Forêts du Grand Est La tempête silencieuse Les forêts du Grand Est ont connu une fin d’année 2019 noire avec un nombre d’accidents mortels en forte hausse. En cause, des arbres fragilisés par le réchauffement climatique et des chutes de branches à répétition. Patrick Bangert, bûcheron à la retraite et élu de la MSA Alsace, tire la sonnette d’alarme.

C’est un homme, marqué par les accidents qui se sont succédé ces derniers mois, qui nous accueille à la gare de Mulhouse en ce matin d’hiver encore une fois trop doux pour être honnête. « De nos jours, un bon bûcheron, c’est simplement quelqu’un qui rentre vivant à la maison », lance Patrick Bangert. Ce jeune retraité a arpenté les forêts alsaciennes, tronçonneuse à la main, pendant trente ans pour le compte de l’Office national des forêts (ONF). L’Alsacien nous a contactés pour alerter de l’aggravation des conditions d’exercice du métier pour les travailleurs de la forêt du Grand Est.

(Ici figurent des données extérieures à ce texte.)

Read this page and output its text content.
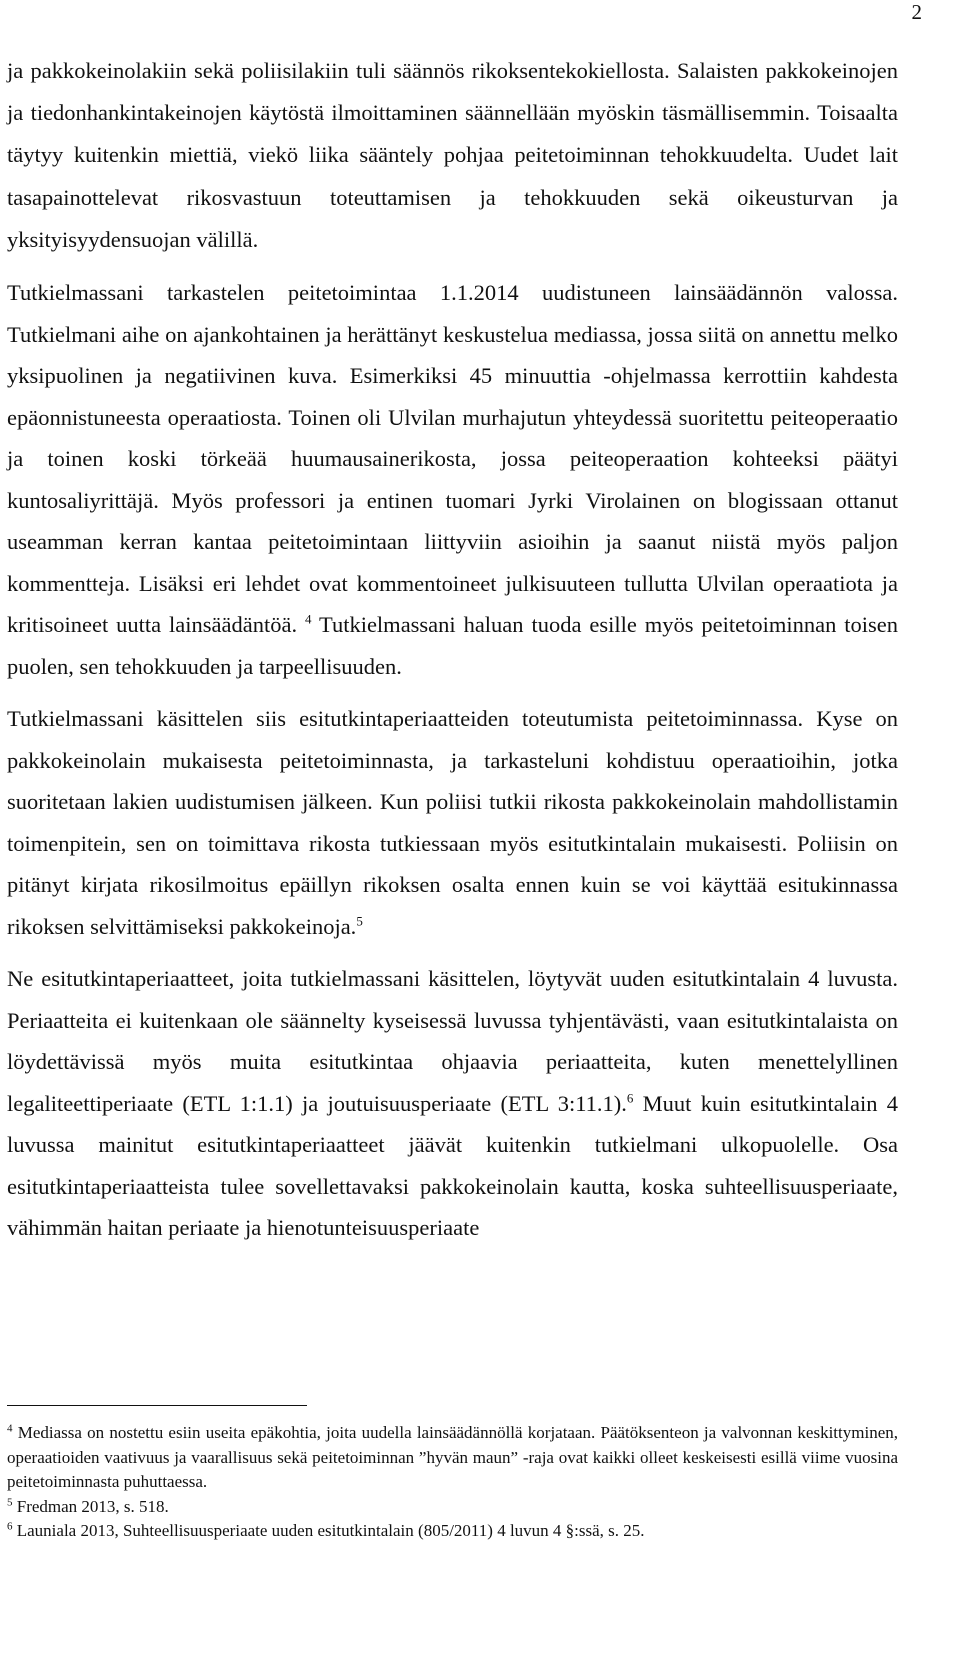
2

ja pakkokeinolakiin sekä poliisilakiin tuli säännös rikoksentekokiellosta. Salaisten pakkokeinojen ja tiedonhankintakeinojen käytöstä ilmoittaminen säännellään myöskin täsmällisemmin. Toisaalta täytyy kuitenkin miettiä, viekö liika sääntely pohjaa peitetoiminnan tehokkuudelta. Uudet lait tasapainottelevat rikosvastuun toteuttamisen ja tehokkuuden sekä oikeusturvan ja yksityisyydensuojan välillä.

Tutkielmassani tarkastelen peitetoimintaa 1.1.2014 uudistuneen lainsäädännön valossa. Tutkielmani aihe on ajankohtainen ja herättänyt keskustelua mediassa, jossa siitä on annettu melko yksipuolinen ja negatiivinen kuva. Esimerkiksi 45 minuuttia -ohjelmassa kerrottiin kahdesta epäonnistuneesta operaatiosta. Toinen oli Ulvilan murhajutun yhteydessä suoritettu peiteoperaatio ja toinen koski törkeää huumausainerikosta, jossa peiteoperaation kohteeksi päätyi kuntosaliyrittäjä. Myös professori ja entinen tuomari Jyrki Virolainen on blogissaan ottanut useamman kerran kantaa peitetoimintaan liittyviin asioihin ja saanut niistä myös paljon kommentteja. Lisäksi eri lehdet ovat kommentoineet julkisuuteen tullutta Ulvilan operaatiota ja kritisoineet uutta lainsäädäntöä. $^4$ Tutkielmassani haluan tuoda esille myös peitetoiminnan toisen puolen, sen tehokkuuden ja tarpeellisuuden.

Tutkielmassani käsittelen siis esitutkintaperiaatteiden toteutumista peitetoiminnassa. Kyse on pakkokeinolain mukaisesta peitetoiminnasta, ja tarkasteluni kohdistuu operaatioihin, jotka suoritetaan lakien uudistumisen jälkeen. Kun poliisi tutkii rikosta pakkokeinolain mahdollistamin toimenpitein, sen on toimittava rikosta tutkiessaan myös esitutkintalain mukaisesti. Poliisin on pitänyt kirjata rikosilmoitus epäillyn rikoksen osalta ennen kuin se voi käyttää esitukinnassa rikoksen selvittämiseksi pakkokeinoja.$^5$

Ne esitutkintaperiaatteet, joita tutkielmassani käsittelen, löytyvät uuden esitutkintalain 4 luvusta. Periaatteita ei kuitenkaan ole säännelty kyseisessä luvussa tyhjentävästi, vaan esitutkintalaista on löydettävissä myös muita esitutkintaa ohjaavia periaatteita, kuten menettelyllinen legaliteettiperiaate (ETL 1:1.1) ja joutuisuusperiaate (ETL 3:11.1).$^6$ Muut kuin esitutkintalain 4 luvussa mainitut esitutkintaperiaatteet jäävät kuitenkin tutkielmani ulkopuolelle. Osa esitutkintaperiaatteista tulee sovellettavaksi pakkokeinolain kautta, koska suhteellisuusperiaate, vähimmän haitan periaate ja hienotunteisuusperiaate

$^4$ Mediassa on nostettu esiin useita epäkohtia, joita uudella lainsäädännöllä korjataan. Päätöksenteon ja valvonnan keskittyminen, operaatioiden vaativuus ja vaarallisuus sekä peitetoiminnan ”hyvän maun” -raja ovat kaikki olleet keskeisesti esillä viime vuosina peitetoiminnasta puhuttaessa.

$^5$ Fredman 2013, s. 518.

$^6$ Launiala 2013, Suhteellisuusperiaate uuden esitutkintalain (805/2011) 4 luvun 4 §:ssä, s. 25.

Cet élu de la MSA d’Alsace et de la caisse d’assurance accidents agricoles du Haut-Rhin est aux premières loges pour constater l’ampleur des dégâts. Il est le comptable indigné de ces morts silencieuses. Dans la forêt où l’on cultive les valeurs de virilité, de force et de pudeur, on trouve peu de monde pour admettre quand ça ne va pas. « Quand ils se plaignent, c’est souvent déjà trop tard. Le taux de suicide chez les travailleurs forestiers est à la hauteur de celui des éleveurs laitiers », déplore-t-il. Il tient méthodiquement un décompte glaçant des victimes de la grande muette car la forêt absorbe même les sanglots de celles et ceux qui pleurent leurs absents. La forêt du Grand Est va mal alors les travailleurs qui s’y rendent tous les jours, comme d’autres au bureau, ne vont pas bien non plus.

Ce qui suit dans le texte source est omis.